Kilka słów o historii przetworów:
Nasi przodkowie przywiązywali dużą wagę do przechowywania owoców i warzyw, które były uprawiane w Polsce powszechnie już w średniowieczu. Owoce i warzywa uprawiali praktycznie wszyscy. W miastach były wydzielone dla mieszczan ogrody i sady, znajdowały się one również przy plebaniach, siedzibach rycerskich.
Jak kiedyś przechowywano owoce i warzywa?
Plony suszono, solono, kopcowano, kiszono grzyby, warzywa, smażono też powidła owocowe, robiono syropy owocowe.
“Zachowały się zapiski z dworu królowej Jadwigi o podawaniu biesiadnikom owoców smażonych w miodzie.
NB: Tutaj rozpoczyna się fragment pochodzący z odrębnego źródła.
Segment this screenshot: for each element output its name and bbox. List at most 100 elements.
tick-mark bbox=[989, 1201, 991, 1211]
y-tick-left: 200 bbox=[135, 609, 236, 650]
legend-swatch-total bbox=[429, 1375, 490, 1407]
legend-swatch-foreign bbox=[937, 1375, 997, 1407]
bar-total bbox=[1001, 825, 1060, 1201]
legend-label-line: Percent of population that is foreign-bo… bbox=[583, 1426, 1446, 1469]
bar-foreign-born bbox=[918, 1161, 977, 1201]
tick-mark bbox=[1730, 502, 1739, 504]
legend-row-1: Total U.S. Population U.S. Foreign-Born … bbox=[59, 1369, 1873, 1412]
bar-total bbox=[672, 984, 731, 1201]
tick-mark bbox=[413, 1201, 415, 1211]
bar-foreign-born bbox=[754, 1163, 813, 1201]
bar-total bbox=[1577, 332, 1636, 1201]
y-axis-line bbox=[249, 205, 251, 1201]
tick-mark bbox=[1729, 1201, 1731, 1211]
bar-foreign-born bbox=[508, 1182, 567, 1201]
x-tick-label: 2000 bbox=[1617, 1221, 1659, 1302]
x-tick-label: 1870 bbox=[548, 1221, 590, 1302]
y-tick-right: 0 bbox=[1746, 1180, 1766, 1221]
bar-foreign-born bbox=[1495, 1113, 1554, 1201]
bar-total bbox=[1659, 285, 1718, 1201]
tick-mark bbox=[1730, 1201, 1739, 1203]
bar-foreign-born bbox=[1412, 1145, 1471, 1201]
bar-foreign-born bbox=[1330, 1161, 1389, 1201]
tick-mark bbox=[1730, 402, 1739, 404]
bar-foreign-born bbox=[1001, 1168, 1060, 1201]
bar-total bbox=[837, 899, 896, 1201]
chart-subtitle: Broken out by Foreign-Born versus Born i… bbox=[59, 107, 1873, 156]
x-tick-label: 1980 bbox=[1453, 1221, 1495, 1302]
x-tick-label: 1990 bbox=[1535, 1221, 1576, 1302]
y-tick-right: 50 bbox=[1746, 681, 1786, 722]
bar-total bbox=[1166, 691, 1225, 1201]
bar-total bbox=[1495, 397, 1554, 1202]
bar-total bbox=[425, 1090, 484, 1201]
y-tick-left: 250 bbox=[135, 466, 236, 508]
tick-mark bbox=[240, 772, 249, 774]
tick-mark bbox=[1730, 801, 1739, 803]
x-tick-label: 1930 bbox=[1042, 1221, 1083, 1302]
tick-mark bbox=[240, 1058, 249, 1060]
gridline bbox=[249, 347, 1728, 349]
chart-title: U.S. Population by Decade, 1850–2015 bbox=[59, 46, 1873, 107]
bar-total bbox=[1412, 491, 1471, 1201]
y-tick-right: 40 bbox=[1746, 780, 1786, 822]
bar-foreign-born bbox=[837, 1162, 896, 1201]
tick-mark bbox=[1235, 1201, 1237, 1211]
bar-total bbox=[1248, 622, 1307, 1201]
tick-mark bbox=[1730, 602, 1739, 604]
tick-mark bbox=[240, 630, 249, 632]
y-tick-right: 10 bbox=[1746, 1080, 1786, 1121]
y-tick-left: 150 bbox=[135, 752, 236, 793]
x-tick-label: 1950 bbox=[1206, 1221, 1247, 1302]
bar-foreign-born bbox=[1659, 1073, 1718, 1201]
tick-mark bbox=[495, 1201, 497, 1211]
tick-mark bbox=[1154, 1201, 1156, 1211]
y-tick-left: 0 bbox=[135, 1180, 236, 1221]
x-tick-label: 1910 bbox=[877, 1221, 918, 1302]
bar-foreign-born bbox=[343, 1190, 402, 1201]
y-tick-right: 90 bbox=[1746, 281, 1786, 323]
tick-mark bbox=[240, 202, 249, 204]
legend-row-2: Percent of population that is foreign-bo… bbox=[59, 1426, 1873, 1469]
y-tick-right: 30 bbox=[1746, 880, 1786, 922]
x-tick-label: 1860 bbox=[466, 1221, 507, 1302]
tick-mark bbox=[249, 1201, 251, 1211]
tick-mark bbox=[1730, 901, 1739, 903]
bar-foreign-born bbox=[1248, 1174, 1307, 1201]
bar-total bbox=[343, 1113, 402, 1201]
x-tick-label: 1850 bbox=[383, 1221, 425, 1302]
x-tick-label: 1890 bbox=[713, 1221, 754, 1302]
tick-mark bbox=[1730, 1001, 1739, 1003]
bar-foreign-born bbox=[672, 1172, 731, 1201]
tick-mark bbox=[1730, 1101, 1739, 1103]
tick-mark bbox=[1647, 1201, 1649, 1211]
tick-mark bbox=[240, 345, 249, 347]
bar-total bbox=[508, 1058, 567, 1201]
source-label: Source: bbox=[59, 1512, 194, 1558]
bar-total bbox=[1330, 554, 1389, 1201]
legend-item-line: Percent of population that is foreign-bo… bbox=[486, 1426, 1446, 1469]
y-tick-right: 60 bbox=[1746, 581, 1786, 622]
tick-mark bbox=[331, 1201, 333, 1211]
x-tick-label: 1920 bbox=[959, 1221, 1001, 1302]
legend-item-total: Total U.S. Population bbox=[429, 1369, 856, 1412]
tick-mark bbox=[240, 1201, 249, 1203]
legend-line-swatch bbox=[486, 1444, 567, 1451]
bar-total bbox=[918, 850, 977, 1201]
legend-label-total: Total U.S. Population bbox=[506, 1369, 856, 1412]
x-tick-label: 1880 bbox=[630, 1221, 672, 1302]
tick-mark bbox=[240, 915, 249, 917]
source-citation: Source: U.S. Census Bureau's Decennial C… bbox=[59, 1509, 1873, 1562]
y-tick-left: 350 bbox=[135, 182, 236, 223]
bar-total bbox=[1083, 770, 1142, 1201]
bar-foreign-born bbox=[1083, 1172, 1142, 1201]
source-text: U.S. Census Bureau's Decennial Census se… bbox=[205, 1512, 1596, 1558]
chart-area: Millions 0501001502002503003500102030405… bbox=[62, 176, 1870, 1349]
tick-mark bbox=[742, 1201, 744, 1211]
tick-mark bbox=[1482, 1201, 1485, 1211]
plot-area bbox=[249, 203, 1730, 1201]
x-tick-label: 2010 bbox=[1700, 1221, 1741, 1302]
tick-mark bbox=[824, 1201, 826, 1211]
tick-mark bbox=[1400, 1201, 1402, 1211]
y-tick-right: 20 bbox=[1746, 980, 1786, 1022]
Mikołaj Rej zachwalał uciechy płynące z przygotowania i jedzenia rozmaitych przetworów – powideł owocowych, różyczek smażonych, kapusty kiszonej w kilku smakach, rydzów i ogórków, ćwikły z kminkiem i octem.”
Czesław Caryk, historyk i twórca firmy
Owoce w cukrze i syropie są wymienione w pierwszej drukowanej polskiej książce kucharskiej “Compendium Fercolorum” autorstwa Stanisława Czernickiego jako niezbędne w domowej spiżarni.
Z latami techniki przetwórcze były coraz bogatsze, obejmowały coraz większa gamę produktów.
Nasze przetwory:
Przygotowujemy takie przetwory, jakie nasze prababcie, mamy robiły w domach:
- nie psujemy ich dodatkiem środków chemicznych
- staramy się zachować jak najwięcej wartości obecnych w świeżych owocach i warzywach
- po przepisy sięgamy do starych książek kucharskich Pani Ćwierciakiewiczowej czy Ochorowicz-Monatowej.